From Co-ops to Cosmetics
Meanwhile, personal care and cosmetics companies had begun taking notice of argan oil, as more consumers demanded organic, additive-free products made from natural, sustainable ingredients for which the farmers and producers received a fair price. From boutique producers to personal care giants, manufacturers stepped forward to meet that demand by using argan oil as in ingredient in their products—Moroccanoil professional hair products, Nivea Pure & Natural, the Body Shop’s Spa Wisdom Morocco Black Olive and Argan Oil Scrub, Aveda’s Green Science, Kiehl’s, and Zorah being just a few examples. (L’Oreal alone uses argan oil in seven of the company’s 25 brands, which include Garnier, L’Oreal Paris, and Lancôme.)

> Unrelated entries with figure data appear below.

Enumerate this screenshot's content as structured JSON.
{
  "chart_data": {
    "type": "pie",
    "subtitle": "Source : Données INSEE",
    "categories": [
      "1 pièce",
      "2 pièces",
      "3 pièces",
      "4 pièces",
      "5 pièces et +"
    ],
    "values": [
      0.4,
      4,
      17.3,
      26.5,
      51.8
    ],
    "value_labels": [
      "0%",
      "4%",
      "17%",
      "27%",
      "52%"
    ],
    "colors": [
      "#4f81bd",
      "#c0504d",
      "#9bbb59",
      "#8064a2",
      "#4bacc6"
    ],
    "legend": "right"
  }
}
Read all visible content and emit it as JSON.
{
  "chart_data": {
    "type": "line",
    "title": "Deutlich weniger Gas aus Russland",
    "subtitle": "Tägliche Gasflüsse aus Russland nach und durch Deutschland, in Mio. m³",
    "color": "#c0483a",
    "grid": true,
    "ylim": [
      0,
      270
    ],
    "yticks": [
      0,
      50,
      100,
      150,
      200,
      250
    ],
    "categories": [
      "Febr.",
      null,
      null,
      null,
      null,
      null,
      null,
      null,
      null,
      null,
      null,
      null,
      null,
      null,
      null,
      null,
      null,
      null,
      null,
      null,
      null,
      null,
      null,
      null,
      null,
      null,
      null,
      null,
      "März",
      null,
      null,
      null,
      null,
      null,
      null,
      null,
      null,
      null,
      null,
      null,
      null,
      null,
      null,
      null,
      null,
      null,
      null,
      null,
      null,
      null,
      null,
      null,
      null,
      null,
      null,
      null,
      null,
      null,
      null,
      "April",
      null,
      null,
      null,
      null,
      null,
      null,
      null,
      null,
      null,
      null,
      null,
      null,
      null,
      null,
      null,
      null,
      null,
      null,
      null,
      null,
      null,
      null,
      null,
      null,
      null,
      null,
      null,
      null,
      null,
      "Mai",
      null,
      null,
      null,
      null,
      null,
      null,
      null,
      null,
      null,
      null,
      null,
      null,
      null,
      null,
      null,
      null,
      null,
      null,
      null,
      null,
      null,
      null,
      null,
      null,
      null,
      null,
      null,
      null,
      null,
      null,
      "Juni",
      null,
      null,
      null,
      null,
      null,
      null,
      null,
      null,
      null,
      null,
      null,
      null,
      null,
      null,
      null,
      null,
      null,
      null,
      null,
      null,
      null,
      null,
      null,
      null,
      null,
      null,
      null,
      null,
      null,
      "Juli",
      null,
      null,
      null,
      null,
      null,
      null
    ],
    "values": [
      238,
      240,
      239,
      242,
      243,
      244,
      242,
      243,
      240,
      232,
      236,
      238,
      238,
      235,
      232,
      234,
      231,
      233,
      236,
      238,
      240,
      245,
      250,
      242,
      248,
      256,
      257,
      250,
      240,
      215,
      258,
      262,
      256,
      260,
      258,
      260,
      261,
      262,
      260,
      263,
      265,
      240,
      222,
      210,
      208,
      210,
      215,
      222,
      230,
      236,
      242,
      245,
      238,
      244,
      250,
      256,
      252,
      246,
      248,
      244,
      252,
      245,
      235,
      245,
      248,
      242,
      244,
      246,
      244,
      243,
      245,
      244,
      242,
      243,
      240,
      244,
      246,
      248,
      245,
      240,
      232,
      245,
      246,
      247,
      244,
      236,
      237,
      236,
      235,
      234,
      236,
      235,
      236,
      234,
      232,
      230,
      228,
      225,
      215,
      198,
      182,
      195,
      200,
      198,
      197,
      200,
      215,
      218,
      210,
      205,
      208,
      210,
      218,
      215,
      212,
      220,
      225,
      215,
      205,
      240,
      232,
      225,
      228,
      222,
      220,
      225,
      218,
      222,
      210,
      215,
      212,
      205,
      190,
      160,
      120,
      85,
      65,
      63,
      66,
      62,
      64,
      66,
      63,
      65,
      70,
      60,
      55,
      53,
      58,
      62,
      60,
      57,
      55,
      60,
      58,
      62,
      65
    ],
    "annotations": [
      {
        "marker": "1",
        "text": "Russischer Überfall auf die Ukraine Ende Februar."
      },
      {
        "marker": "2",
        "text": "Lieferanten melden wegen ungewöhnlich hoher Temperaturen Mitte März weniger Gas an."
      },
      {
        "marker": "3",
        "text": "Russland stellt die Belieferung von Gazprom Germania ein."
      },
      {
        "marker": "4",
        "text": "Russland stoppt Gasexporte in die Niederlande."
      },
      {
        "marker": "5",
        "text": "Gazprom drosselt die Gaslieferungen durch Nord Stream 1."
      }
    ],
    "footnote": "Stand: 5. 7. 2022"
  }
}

Nor does this trend seem poised to slow anytime soon. For instance, when Zorah Biocosmetiques was founded in 2006, the company purchased oil from a single cooperative: today, “we’re importing so much that we have 13 co-ops that supply it,” Mailhot-Paquette says. And similar stories must be playing out elsewhere: according to Charrouf, “now, there are actually 170 co-operatives, with more than 4,000 women.”

As for research, Charrouf and her colleagues have begun to unravel some of argan oil’s health and beauty secrets. Argan oil is rich in the heart-healthy oils omega 3, 6, and 9, but it also contains high levels of vitamins E and A, antioxidants purported to have anti-aging properties. Clinical trials conducted by Charrouf and her colleagues appear to confirm the benefits of argan oil. They discovered that men who consumed 25 mL of edible argan oil daily lowered their bad cholesterol and triglycerides and increased their good cholesterol and vitamin E levels. Another study, in menopausal women, yielded similar results—and the same benefits were seen whether the oil was ingested or applied to the skin. “We also checked the level of hydration of the skin,” Charrouf adds, and in both cases, moisture content increased, “and there was less wrinkling than before.”

Despite the beauty buzz surrounding argan oil, research on its cosmetic and therapeutic properties remains scant. “I’m not saying it doesn’t work, but we don’t have a lot of data,” explains Dr. Lisa Kellett, a Toronto dermatologist, but she adds, the same can be said of many cosmetic ingredients.

But that may not be the most important consideration for many discerning cosmetics consumers. After all, a product that enriches the lives of thousands of women while helping to protect the planet is a thing of real and lasting beauty.